FCC unanimously approved Deutsche Telekom’s (DT) merger with VoiceStream and Powertel, imposing no special conditions on $34 billion deal and provoking renewed commitment from Sen. Hollings (D-S.C.) to seek restrictions on foreign govt. ownership in U.S. telecom companies. FCC adopted order 4-0, with Comr. Furchtgott- Roth dissenting in part on separate deal on national security issues between federal agencies and companies. Order, approved Tues., is expected to be released as early as today (Thurs.) Commission said in news release it found DT would “have neither the incentive nor the ability to engage in unfair competition, specifically predatory pricing, in the U.S. domestic mobile telephony market.”
FCC Wireless Bureau Chief Thomas Sugrue outlined several prospects for potentially freeing additional private wireless spectrum Fri., including possibility of user fees, audit of spectrum uses, current secondary spectrum proceeding. Point of user fees for private land mobile radio licenses, idea that has been floated in past and would require change by Congress, wouldn’t be to generate revenue but to increase efficiency of spectrum use, Sugrue said in lunch speech to Land Mobile Communications Council (LMCC) annual meeting in Washington. “The theory is unless there’s a cost placed on bandwidth and coverage, licensees wouldn’t improve their efficiency of both,” he said, noting that FCC couldn’t make change on its own.

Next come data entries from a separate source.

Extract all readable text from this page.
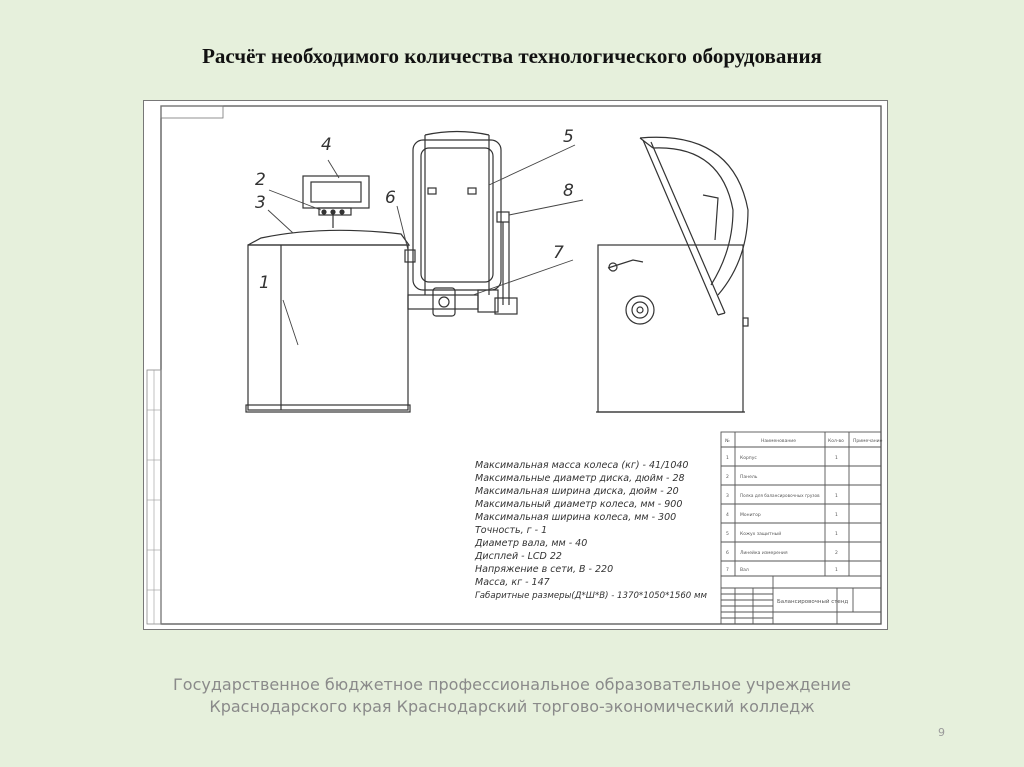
Расчёт необходимого количества технологического оборудования
1
2
3
4	5
6
7
8
Максимальная масса колеса (кг) - 41/1040
Максимальные диаметр диска, дюйм - 28
Максимальная ширина диска, дюйм - 20
Максимальный диаметр колеса, мм - 900
Максимальная ширина колеса, мм - 300
Точность, г - 1
Диаметр вала, мм - 40
Дисплей - LCD 22
Напряжение в сети, В - 220
Масса, кг - 147
Габаритные размеры(Д*Ш*В) - 1370*1050*1560 мм
№	Наименование	Кол-во Примечание
1 Корпус	1
2 Панель
3	Полка для балансировочных грузов	1
4 Монитор	1
5 Кожух защитный	1
6 Линейка измерения	2
7 Вал	1
Балансировочный стенд
Государственное бюджетное профессиональное образовательное учреждение
Краснодарского края Краснодарский торгово-экономический колледж
9
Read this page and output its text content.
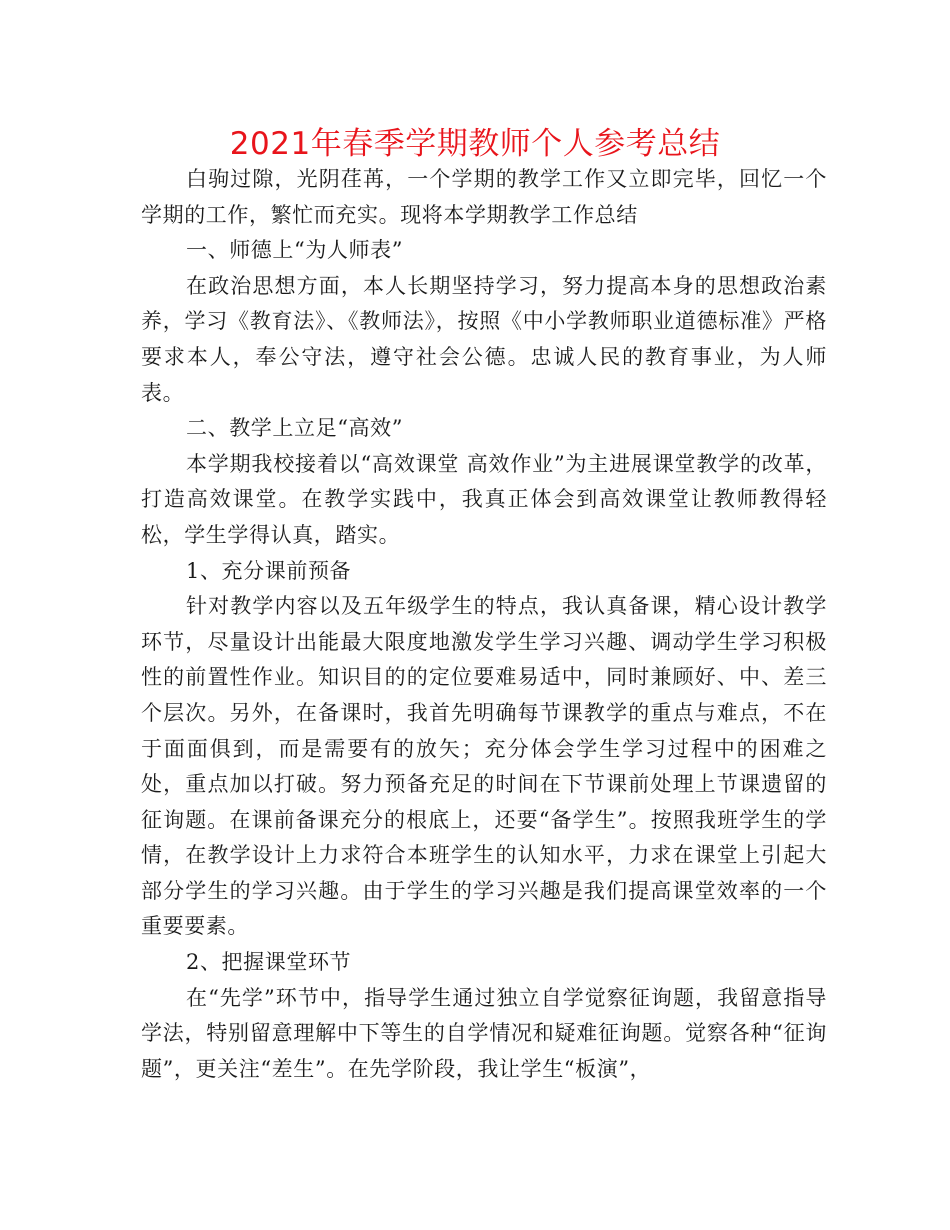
2021年春季学期教师个人参考总结

白驹过隙，光阴荏苒，一个学期的教学工作又立即完毕，回忆一个学期的工作，繁忙而充实。现将本学期教学工作总结

一、师德上“为人师表”

在政治思想方面，本人长期坚持学习，努力提高本身的思想政治素养，学习《教育法》、《教师法》，按照《中小学教师职业道德标准》严格要求本人，奉公守法，遵守社会公德。忠诚人民的教育事业，为人师表。

二、教学上立足“高效”

本学期我校接着以“高效课堂 高效作业”为主进展课堂教学的改革，打造高效课堂。在教学实践中，我真正体会到高效课堂让教师教得轻松，学生学得认真，踏实。

1、充分课前预备

针对教学内容以及五年级学生的特点，我认真备课，精心设计教学环节，尽量设计出能最大限度地激发学生学习兴趣、调动学生学习积极性的前置性作业。知识目的的定位要难易适中，同时兼顾好、中、差三个层次。另外，在备课时，我首先明确每节课教学的重点与难点，不在于面面俱到，而是需要有的放矢；充分体会学生学习过程中的困难之处，重点加以打破。努力预备充足的时间在下节课前处理上节课遗留的征询题。在课前备课充分的根底上，还要“备学生”。按照我班学生的学情，在教学设计上力求符合本班学生的认知水平，力求在课堂上引起大部分学生的学习兴趣。由于学生的学习兴趣是我们提高课堂效率的一个重要要素。

2、把握课堂环节

在“先学”环节中，指导学生通过独立自学觉察征询题，我留意指导学法，特别留意理解中下等生的自学情况和疑难征询题。觉察各种“征询题”，更关注“差生”。在先学阶段，我让学生“板演”，
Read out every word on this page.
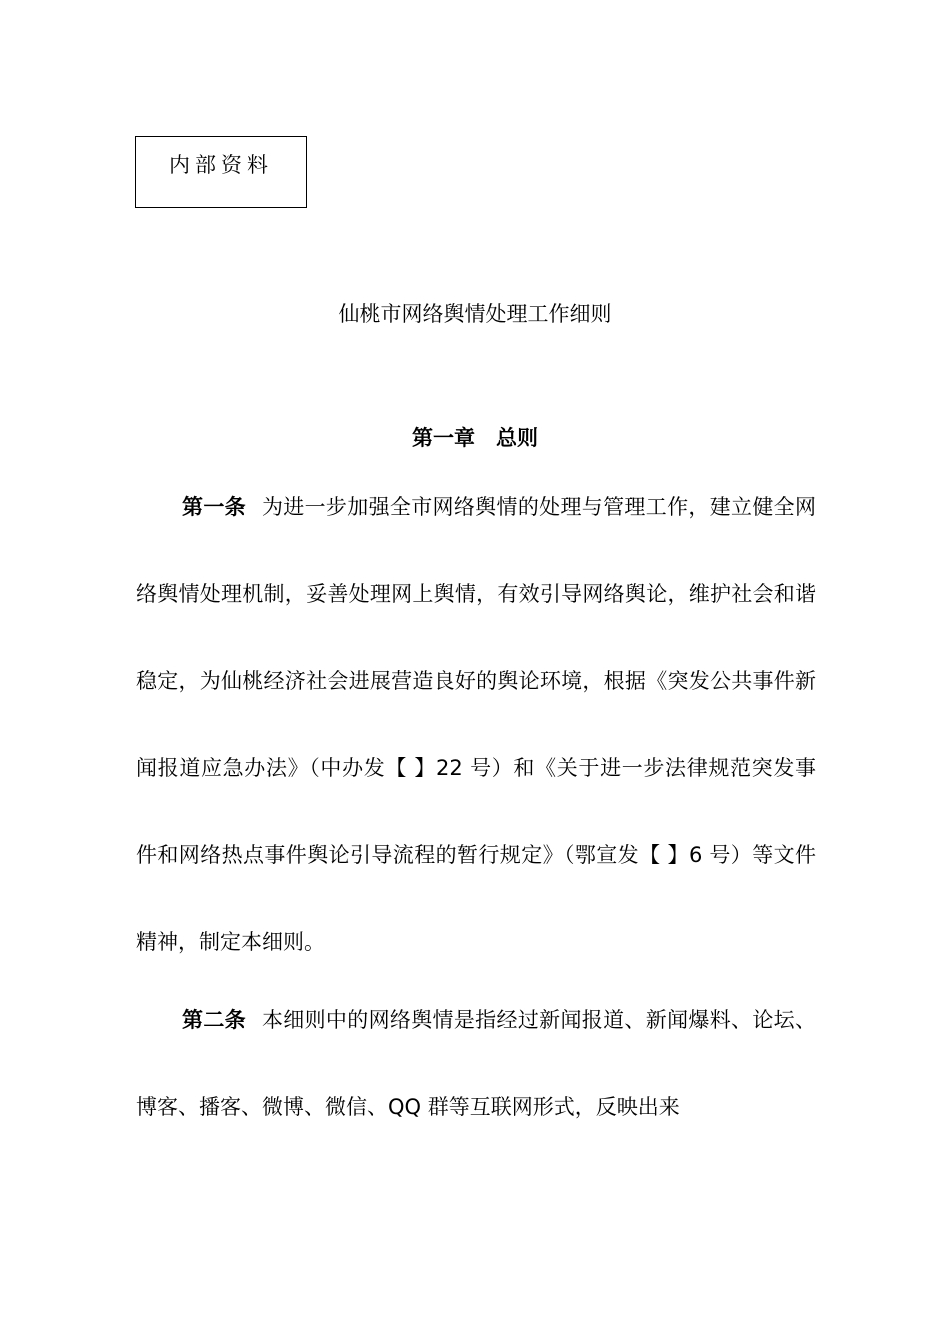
内部资料
仙桃市网络舆情处理工作细则
第一章　总则

第一条 为进一步加强全市网络舆情的处理与管理工作，建立健全网络舆情处理机制，妥善处理网上舆情，有效引导网络舆论，维护社会和谐稳定，为仙桃经济社会进展营造良好的舆论环境，根据《突发公共事件新闻报道应急办法》（中办发【 】22 号）和《关于进一步法律规范突发事件和网络热点事件舆论引导流程的暂行规定》（鄂宣发【 】6 号）等文件精神，制定本细则。

第二条 本细则中的网络舆情是指经过新闻报道、新闻爆料、论坛、博客、播客、微博、微信、QQ 群等互联网形式，反映出来
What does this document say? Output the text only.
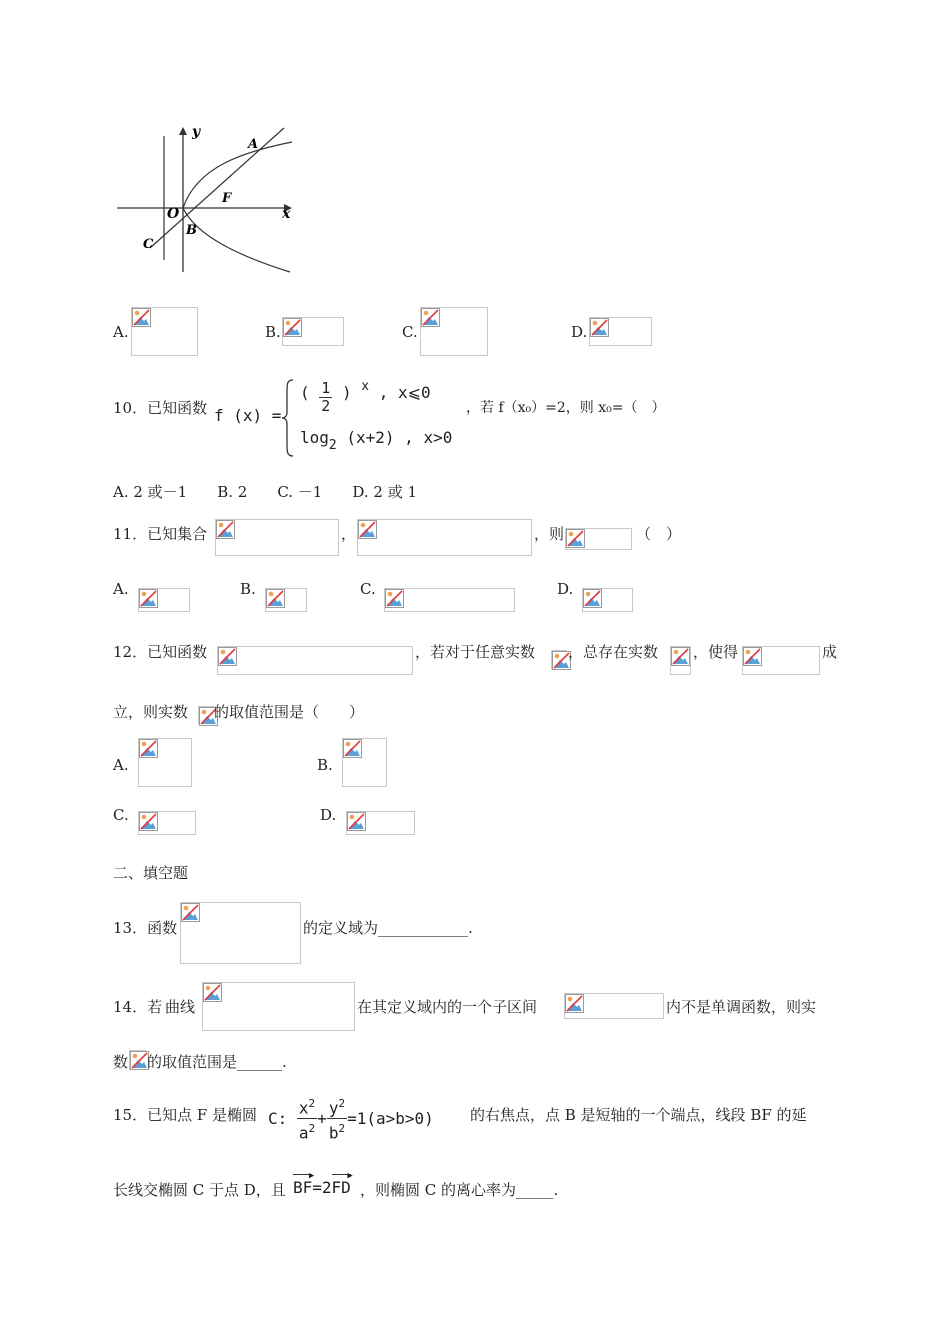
y
A
F
x
O
B
C
A.	B.	C.	D.
10．已知函数 f (x) =
( $\frac{1}{2}$ ) $^x$ , x⩽0
$\log_2 (x+2)$ , x>0
，若 f（x₀）=2，则 x₀=（　）
A. 2 或－1　　B. 2　　C. －1　　D. 2 或 1
11．已知集合	，	，则	（　）
A.	B.	C.	D.
12．已知函数	，若对于任意实数 ，总存在实数 ，使得	成
立，则实数 的取值范围是（　　）
A.	B.
C.	D.
二、填空题
13．函数	的定义域为____________.
14．若 曲线	在其定义域内的一个子区间	内不是单调函数，则实
数 的取值范围是______.
15．已知点 F 是椭圆 C: $\frac{x^2}{a^2} + \frac{y^2}{b^2} =1(a>b>0)$ 的右焦点，点 B 是短轴的一个端点，线段 BF 的延
长线交椭圆 C 于点 D，且
▶
BF=2
▶
FD ，则椭圆 C 的离心率为_____.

“Unintended outcome” of high prices paid in recent wireless spectrum auctions has been to force carriers to curtail infrastructure investment, Gartner Dataquest said in new report. “Because the telecommunications sector is so large, the investment slowdown has actually slowed the U.S. economy,” said Ron Cowles, Gartner analyst for telecom and networking. “The government should consider using a portion of the auction revenue to apply financial incentives for infrastructure development to build advanced networks,” Cowles said. Other steps that govt. could take to stimulate telecom sector investment include investment tax credits, streamlining of rules that inhibit infrastructure deployment and modifying rules that stymie competition, report said. It also said govt. must redefine universal access to include broadband equal access “allowing bandwidth connectivity for advanced services to all areas, business and residential alike.”